17 Şubat 2014 Pazartesi

SAĞLIKTA YOLSUZLUK-2 Ağrıda 20 Milyara Alınan Hastane Hastane Olmaya Uygunmu?

Ağrıda 20 Milyara Alınan  Hastane Hastane Olmaya Uygunmu?

Sağlıkta dönüşüm programının uygulandığı 10 (on)  yıllık dönemde; ÜLKEMİZDEKİ kamu hastanelerinin yolsuzlukla ve bölünüp parçalanıp küçültülerek çökertme girişimleriyle, aynı dönemde şehir merkezinde mantar gibi biten özel hastaneler ile özel sağlık merkezlerinin açılması ve Sosyal Güvenlik Kurumlarıyla anlaşmalar yapmaları, bunların içinde ÜLKEMİZDEKİ bazı nüfuslu, etkin ve itibarlı kişilerin ortağı olduğu hastanelerinde bulunması; tek kelimeyle Ülkemizde kamu sağlık sistemimizin tasfiyesidir. 
     
Şimdi Yavaş yavaş illerimizde tarafımıza ulaşan bilgiler dahilinde bazı bilgileri paylaşmak istiyorum.
Ağrı ilinde özel bir kuruluş/işletme kendisine bir özel bir hastane binası yaptı. Ancak finansal nedenlerle iflas etti. İflasın ardından haciz gelen binayı  ve atıl durumda olan bu binayı Sağlık Bakanlığı neden 20 milyon liraya satın aldı. Şimdi soruyoruz bu binayı sağlık bakanlığının alması için özel bir neden mi vardı? Normal şartlarda Özel Hastane Ruhsatı verilemeyecek bu hastaneye ruhsat verildiği için mi bu hastane alınarak bazı şeyler gizlenmeye çalıuşıldı?
20 milyon lira ödeyerek satın alıp hastane yaptığı bina resmen dökülüyor. İki yıl boyunca tadilattan geçirilen binada sorun olmayan bölüm yok gibi görünürken .
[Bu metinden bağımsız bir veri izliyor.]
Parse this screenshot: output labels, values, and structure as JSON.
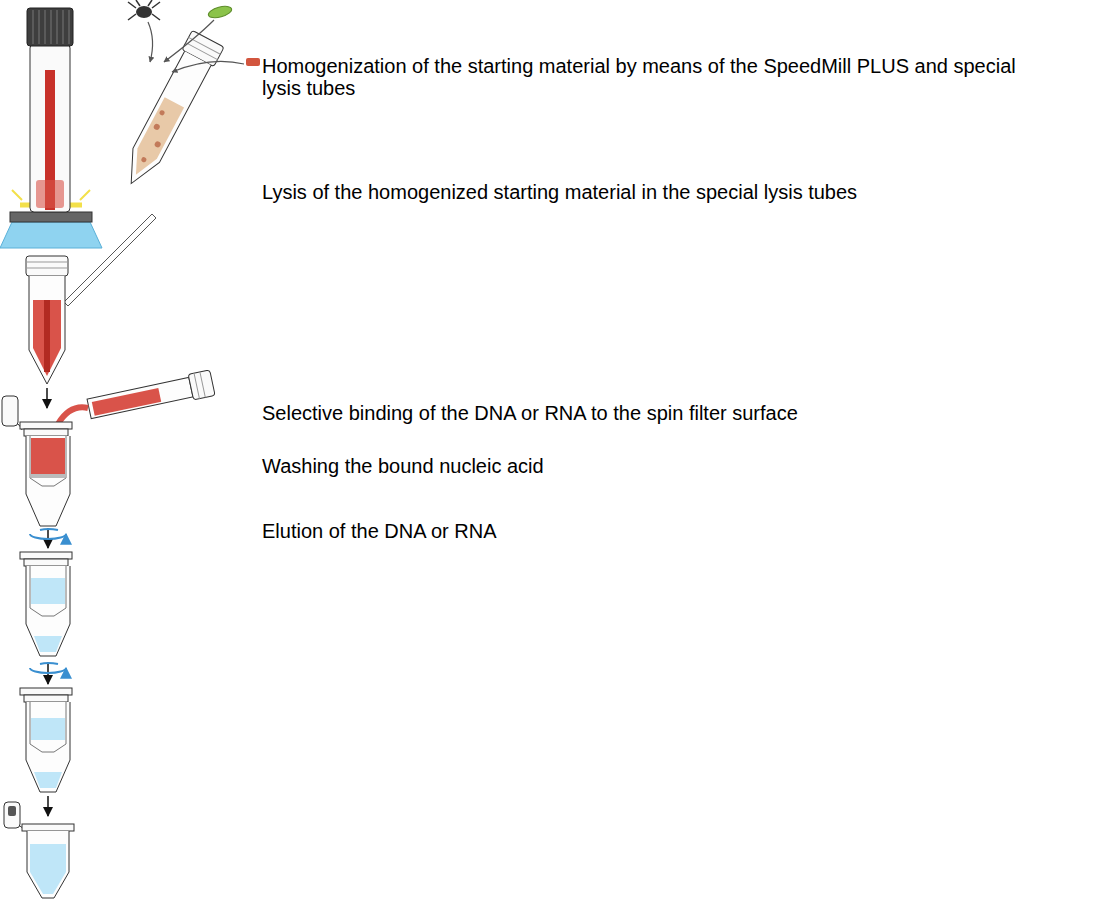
{
  "diagram": {
    "labels": [
      "Homogenization of the starting material by means of the SpeedMill PLUS and special lysis tubes",
      "Lysis of the homogenized starting material in the special lysis tubes",
      "Selective binding of the DNA or RNA to the spin filter surface",
      "Washing the bound nucleic acid",
      "Elution of the DNA or RNA"
    ]
  }
}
Ağrıyı ziyaret ettiğimizde Hastanenin tavanlarında çökmeler vardı. Bunu yanı sıra katların birçoğundaki su tesisatı ve tuvaletler arızalıydı.. Binanın bazı bölümlerinde nem bulunuyordu. Asansör boşluklarında dahi su bulunuyor. Her tarafından su çıkan binanın suları sürekli dinamolarla dışarı atılıyordu. Zaman zaman su verilmediği ifade ediliyordu.
105  ve ilave yataklarla yatak sayısının 120 -130  a  kadar çıkartıldığı  sokaktaki vatandaş tarafından ifade edilirken burada  bazen bir yatağa 2-3 çocuk yatırıldığı ifade ediliyordu. 

Daha önce özel hastanelerin ruhsatlandırma biriminde çalışan birisi olarak  bu hastanenin  sağlık mücavir alanında olup olmadığı ,yapı izninin  belgesinin olup olmadığı bu hastanenin  depreme dayanıklılık raporunun  olmadığı yönünde çelişkili ifadeler vardı.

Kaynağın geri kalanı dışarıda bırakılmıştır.